In a small bowl, whisk together the buttermilk, Tabasco, and 1 teaspoon salt. In another small bowl, whisk together the cornmeal, flour, ground red “cayenne” pepper, Old Bay seasoning, remaining 1 ½ teaspoons salt, and ground black pepper.

Working with one shrimp at a time, dip each shrimp into the buttermilk mixture and then dredge it in the cornmeal mixture. Place on a wire rack and repeat with the remaining shrimp.

Meanwhile, fill a high-sided frying pan or Dutch oven with the oil to a depth of a scant ½-inch. Heat over medium high heat to 350 degrees or until a piece of cornmeal mixture dropped in the oil floats immediately to the top.   Place several paper towels on a dinner plate.

Carefully add the dredged shrimp in two batches, frying into golden brown.
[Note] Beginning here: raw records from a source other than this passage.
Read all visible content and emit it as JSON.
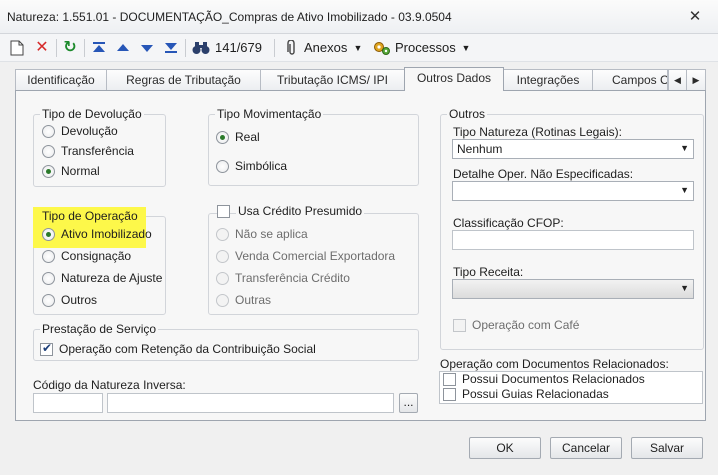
{
  "window": {
    "title": "Natureza: 1.551.01 - DOCUMENTAÇÃO_Compras de Ativo Imobilizado - 03.9.0504",
    "close_symbol": "✕"
  },
  "toolbar": {
    "record_counter": "141/679",
    "anexos_label": "Anexos",
    "processos_label": "Processos"
  },
  "tabs": [
    {
      "label": "Identificação"
    },
    {
      "label": "Regras de Tributação"
    },
    {
      "label": "Tributação ICMS/ IPI"
    },
    {
      "label": "Outros Dados"
    },
    {
      "label": "Integrações"
    },
    {
      "label": "Campos C"
    }
  ],
  "tipo_devolucao": {
    "title": "Tipo de Devolução",
    "options": [
      "Devolução",
      "Transferência",
      "Normal"
    ],
    "selected": "Normal"
  },
  "tipo_movimentacao": {
    "title": "Tipo Movimentação",
    "options": [
      "Real",
      "Simbólica"
    ],
    "selected": "Real"
  },
  "tipo_operacao": {
    "title": "Tipo de Operação",
    "options": [
      "Ativo Imobilizado",
      "Consignação",
      "Natureza de Ajuste",
      "Outros"
    ],
    "selected": "Ativo Imobilizado"
  },
  "credito_presumido": {
    "checkbox_label": "Usa Crédito Presumido",
    "options": [
      "Não se aplica",
      "Venda Comercial Exportadora",
      "Transferência Crédito",
      "Outras"
    ]
  },
  "prestacao_servico": {
    "title": "Prestação de Serviço",
    "checkbox_label": "Operação com Retenção da Contribuição Social",
    "checked": true
  },
  "codigo_natureza_inversa": {
    "label": "Código da Natureza Inversa:",
    "lookup_label": "..."
  },
  "outros": {
    "title": "Outros",
    "tipo_natureza_label": "Tipo Natureza (Rotinas Legais):",
    "tipo_natureza_value": "Nenhum",
    "detalhe_label": "Detalhe Oper. Não Especificadas:",
    "cfop_label": "Classificação CFOP:",
    "tipo_receita_label": "Tipo Receita:",
    "operacao_cafe_label": "Operação com Café"
  },
  "docs_relacionados": {
    "title": "Operação com Documentos Relacionados:",
    "items": [
      "Possui Documentos Relacionados",
      "Possui Guias Relacionadas"
    ]
  },
  "buttons": {
    "ok": "OK",
    "cancel": "Cancelar",
    "save": "Salvar"
  },
  "colors": {
    "highlight": "#fdf84a",
    "radio_selected": "#2b7a2b"
  }
}
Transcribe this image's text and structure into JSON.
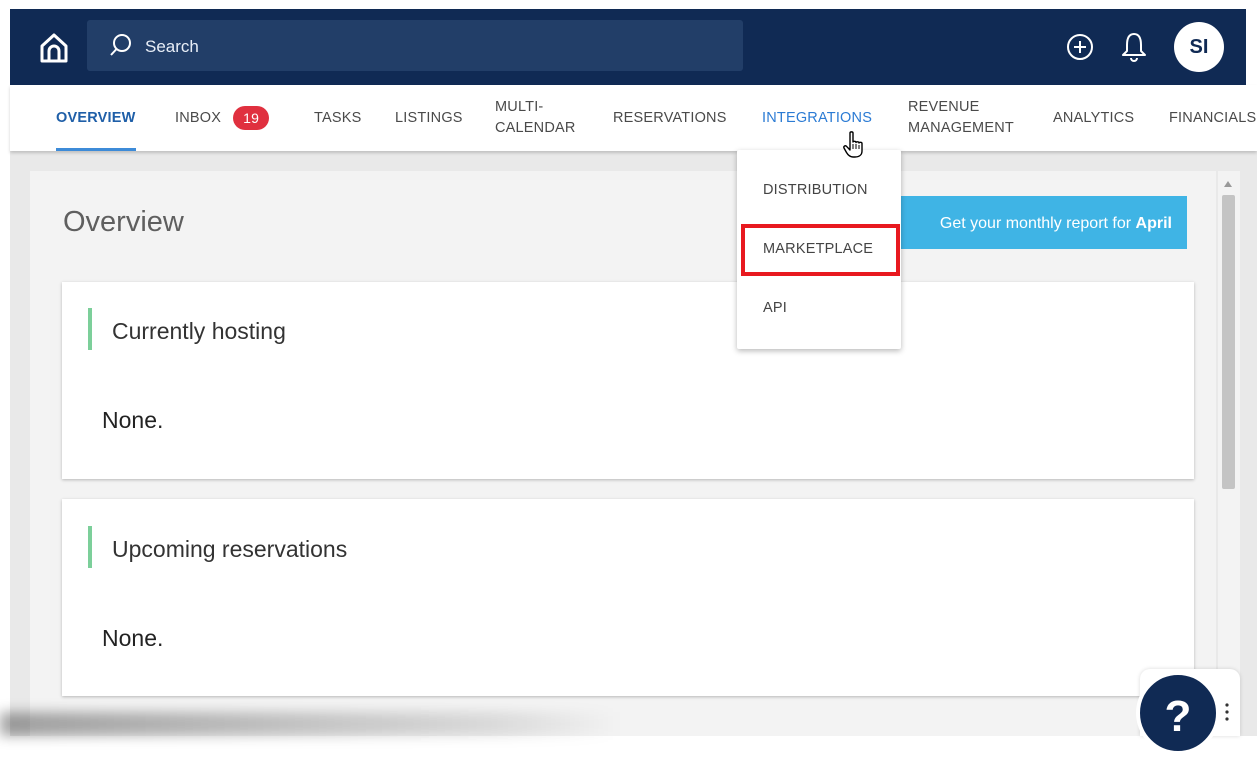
{
  "search": {
    "placeholder": "Search"
  },
  "user": {
    "initials": "SI"
  },
  "nav": {
    "overview": "OVERVIEW",
    "inbox": "INBOX",
    "inbox_count": "19",
    "tasks": "TASKS",
    "listings": "LISTINGS",
    "multi_calendar_1": "MULTI-",
    "multi_calendar_2": "CALENDAR",
    "reservations": "RESERVATIONS",
    "integrations": "INTEGRATIONS",
    "revenue_1": "REVENUE",
    "revenue_2": "MANAGEMENT",
    "analytics": "ANALYTICS",
    "financials": "FINANCIALS"
  },
  "dropdown": {
    "items": [
      "DISTRIBUTION",
      "MARKETPLACE",
      "API"
    ]
  },
  "main": {
    "title": "Overview",
    "report_text": "Get your monthly report for",
    "report_month": "April",
    "cards": [
      {
        "title": "Currently hosting",
        "body": "None."
      },
      {
        "title": "Upcoming reservations",
        "body": "None."
      }
    ]
  },
  "help": {
    "label": "?"
  },
  "colors": {
    "topbar": "#102a54",
    "accent_blue": "#3d8bd8",
    "badge_red": "#e0303f",
    "report_button": "#3fb4e5",
    "card_accent_green": "#7ccf9a",
    "highlight_red": "#e8191f"
  },
  "icons": [
    "home-icon",
    "search-icon",
    "plus-circle-icon",
    "bell-icon",
    "pointer-cursor-icon",
    "help-icon",
    "more-vertical-icon"
  ]
}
This will take about 1-½ minutes per shrimp provided they are small. Gently flip the shrimp with a slotted spatula halfway through the cooking time. Remove the fried shrimp from the skillet and set them on paper towels.

Spread mayonnaise on one half of the sandwich bread and top with half the shrimp. Add lettuce, tomato slices, and pickles to taste. Enjoy with a cold beer and good company.